Problems with cudaMemcpy3D


I’m having a hard time getting cudaMemcpy3D and cudaMemcpy3DPeer to do what I want to do. The function always fails with “error 11 invalid argument”. Rather than showing you my many many versions of the code to try to get it running I’m asking for a working example somewhere that does not involve cuda arrays but simple (pitched) pointers. I could not find anything in the SDK or on the web, they always use cudaMalloc3DArray (for textrues) instead of cudaMalloc3D. I want to have regular (pitched) memory, not a cuda array and do 2D/3D communication using the DMA engines directly instead of writing a kernel to do it.

Thanks in advance!

I had the same error with cudamemcpy3d. How do you configure the CUDA extent? I found that the width is not set in bytes but in element?

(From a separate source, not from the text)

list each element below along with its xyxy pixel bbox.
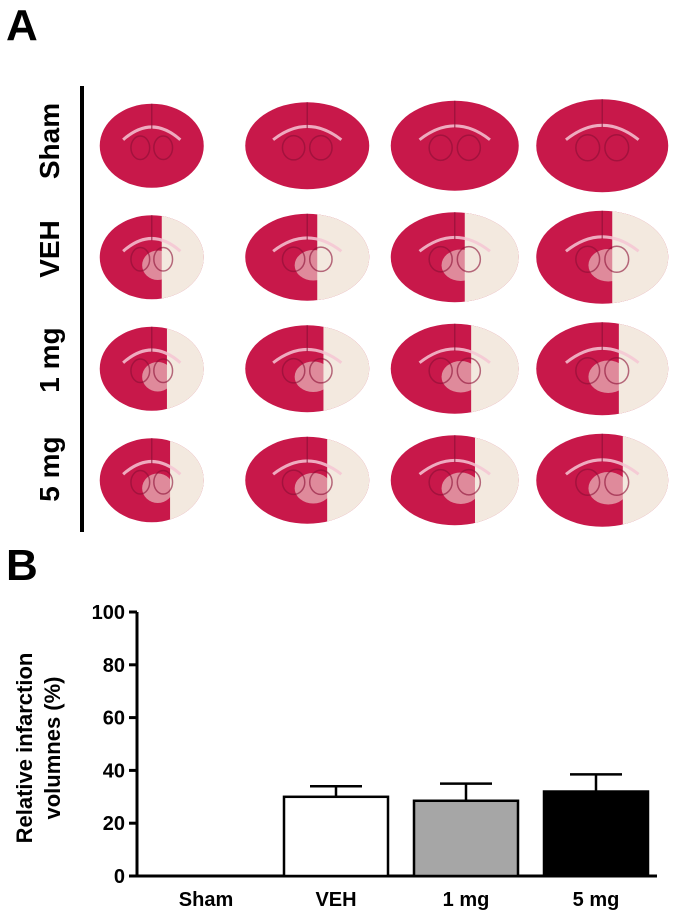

Let us know if it’s your case.


Thanks for you reply pQB.

I don’t think this is it. The documentation states that width of extent must be specified in bytes. This makes sense, since the entire cuda API (except texture stuff) is type agnostic.
Do you have cudaMemcpy3D working in your code without cuda arrays? Could you post your configuration and call to cudaMemcpy3D? Or somebody else? There must be someone who has this function working in his code.

Thanks in advance!

I opened a bug with the Nvidia CUDA team. Will report any results that come from this.